Under the conditions of a new package of US sanctions against Sovcomflot and grey fleet tankers, Greek shipowners "lent a shoulder" to Russian oil. In April, their vessels carry 20-25% of cargo from Russia. True, for this it was necessary that two factors converge. Russian oil has fallen below $ 60 per barrel — the ceiling of the "Big Seven", above which Western shipowners are prohibited from working with Russian oil. In addition, the cost of freight significantly exceeds the delivery of alternative oil.
A year and a half later, the tankers of the Greek shipowners returned to the transportation of Russian oil. It happened as never before in time. The last package of the United States imposed sanctions in March on another 183 tankers of Sovcomflot and the owners, who are considered the gray fleet. However, the Greeks did not return for old times' sake — shipowners from Greece transported Soviet oil during the Cold War.
Transportation of Russian oil remains one of the most profitable, while the Greeks have always been able to squeeze the maximum commercial benefits out of the situation. If in the first half of 2022 other European carriers mostly refused to transport Russian oil, then they continued to do so until the last — until November 2023, when the United States began to tighten sanctions against violators of the $60 price ceiling. Moreover, it was the Greek shipowners who contributed to the creation of a gray fleet for the transportation of raw materials from Russia. The Follow The Money organization has estimated that since 2022, shipowners have sold 230 tankers worth $ 6 billion to countries that have not joined the sanctions. And 127 ships "left" Greece.
For the local shipowners, who control most of the world's merchant fleet, these deals have become extremely profitable and now allow them to upgrade their fleet. The European Union announced sanctions on the price limit and the ban on supplies to Europe from December 5, 2022 in advance — in August. And since then, the purchase of tankers has begun, which have skyrocketed in price. So, a 15-year-old Aframax-class tanker has risen in price by 144%, was estimated in the Vessel Value. The average cost of the vessel increased from $ 16 million to $39 million.
Greek shipowners have been returning to the transportation of Russian oil since March, when the latest US sanctions came into force and also did it for a reason.
On the one hand, the cost of Russian Urals oil has dropped below $ 60, above which European tankers are prohibited from transporting raw materials from Russia. On the other hand, the freight rate is much higher.
According to AIS vessels, in April, at least 58 tankers of 12 Greek shipowners were operating on routes for the delivery of Russian oil. They mainly deliver raw materials from the Baltic and Black Sea ports to India and other Asian countries. On average, a round trip takes them a month.
Aframax and Suezmax class tankers can carry from 104 thousand tons to 161 thousand tons of oil and 7.3 million tons (54 million barrels) can be on the fleet participating in the transportation, whose price is now about $ 2.9 billion.

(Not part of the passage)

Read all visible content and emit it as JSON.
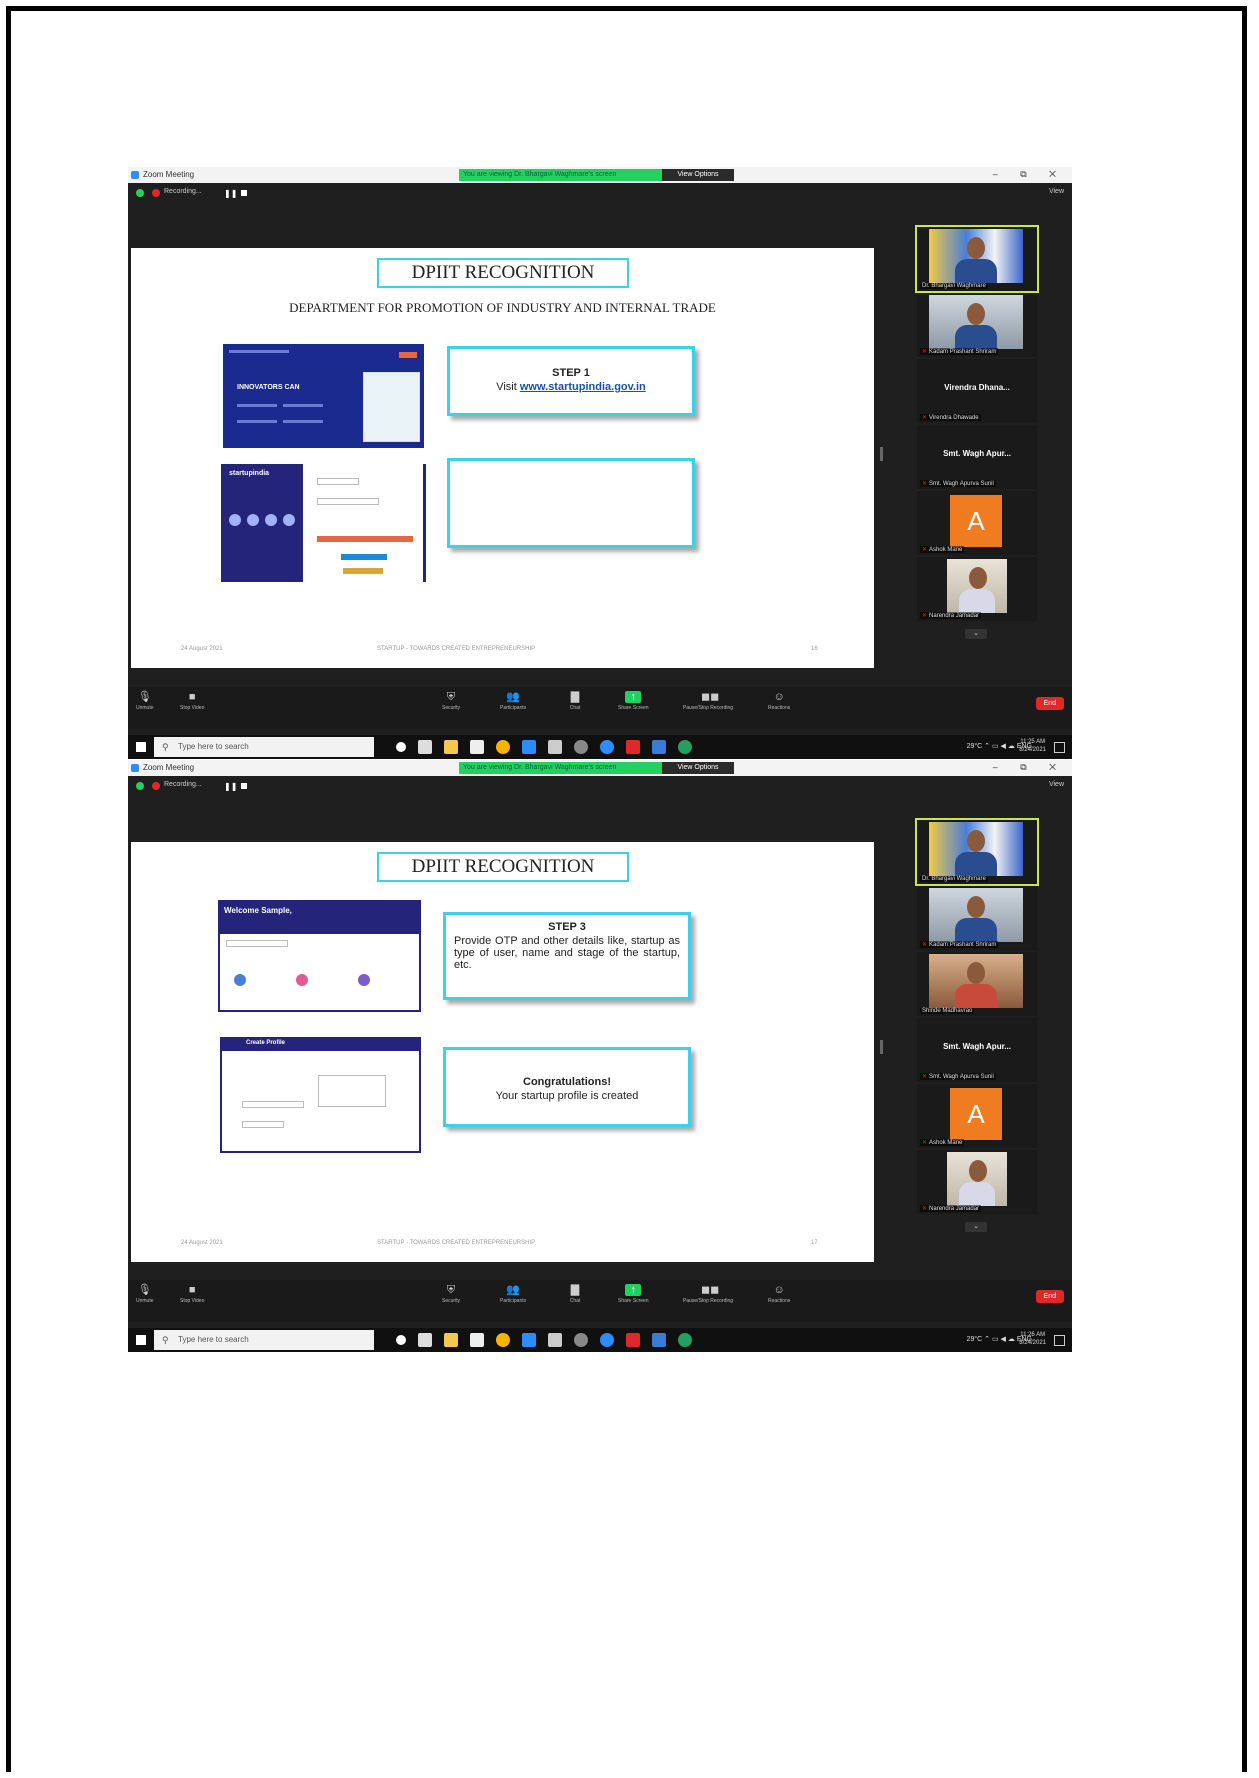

Most of all tankers were provided by Minerva Marine, which is part of the group of the largest Greek shipowners. Its 13 vessels are involved in the delivery of oil, not to mention petroleum products. For example, Minerva Kalypso transports up to 159 thousand tons from Primorsk to Indian Sika, Minerva Karteria carries up to 114 thousand tons from Ust-Luga to Chinese Zhoushan, and Minerva Alice is sent from Vysotskaya to Singapore and transports up to 114 thousand tons of oil.
Not all Greek shipowners have returned to the transportation of Russian oil, but the refuseniks are in the minority — five companies. Among them is the largest Greek group Maran Tankers.

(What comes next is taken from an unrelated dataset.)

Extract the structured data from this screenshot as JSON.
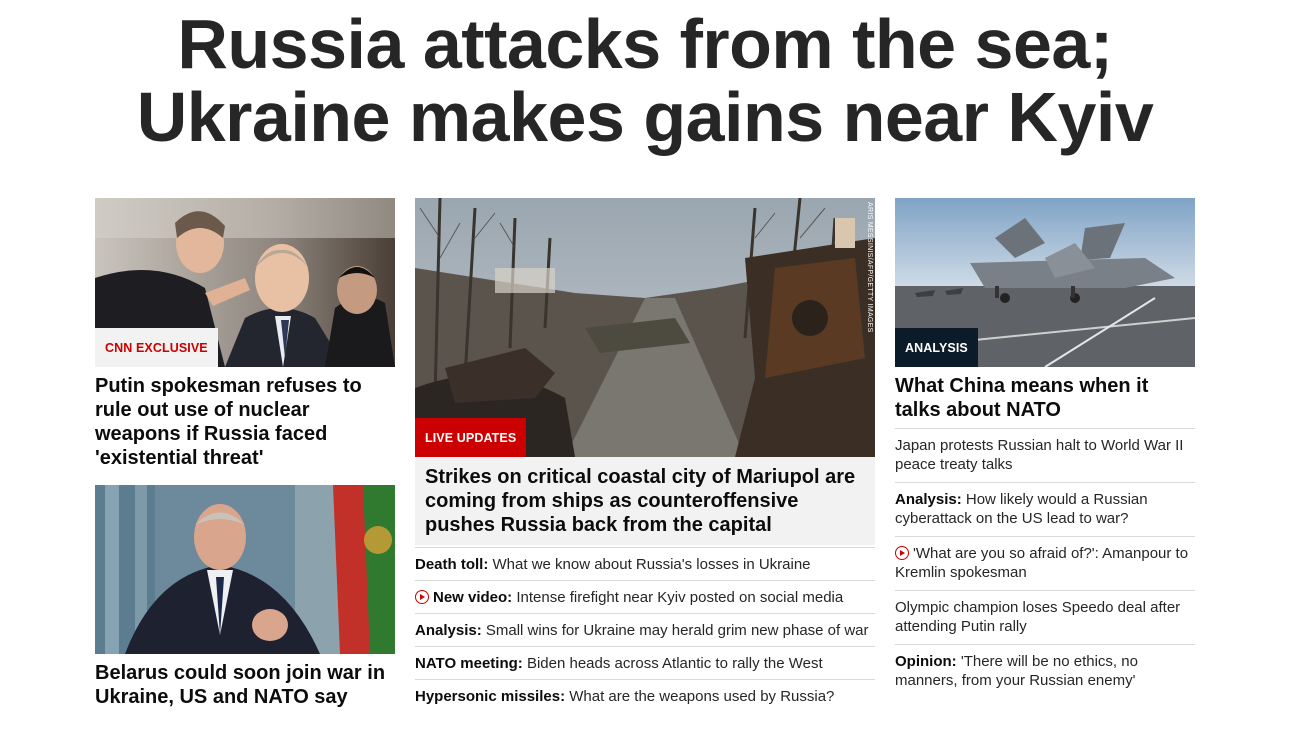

The current number of tankers of Greek shipowners can provide transportation of 20%-25% of Russian oil and even more than went on the routes in August 2023. The maximum was recorded according to AIS data in June 2023 — more than 90 tankers of Greek shipowners carried Russian oil to foreign consumers. Their share reached a third of traffic.
If then freight rates dropped to $ 4.5-$ 4.8 million per one-way flight, now, according to Reuters, cargo delivery from the Baltic ports to the west coast of India is estimated at around $ 7 million. Despite the fact that the delivery of alternative oil to the same distance is twice as low.
Obviously, a window of opportunity has opened for Greek shipowners and it is more than a one-time profit. The US import duties announced by Donald Trump threaten to slow down the global economy, oil consumption and reduce demand for the transportation of raw materials. In this situation, the Greeks are filling a niche that may allow them to successfully survive another crisis that tanker companies may face.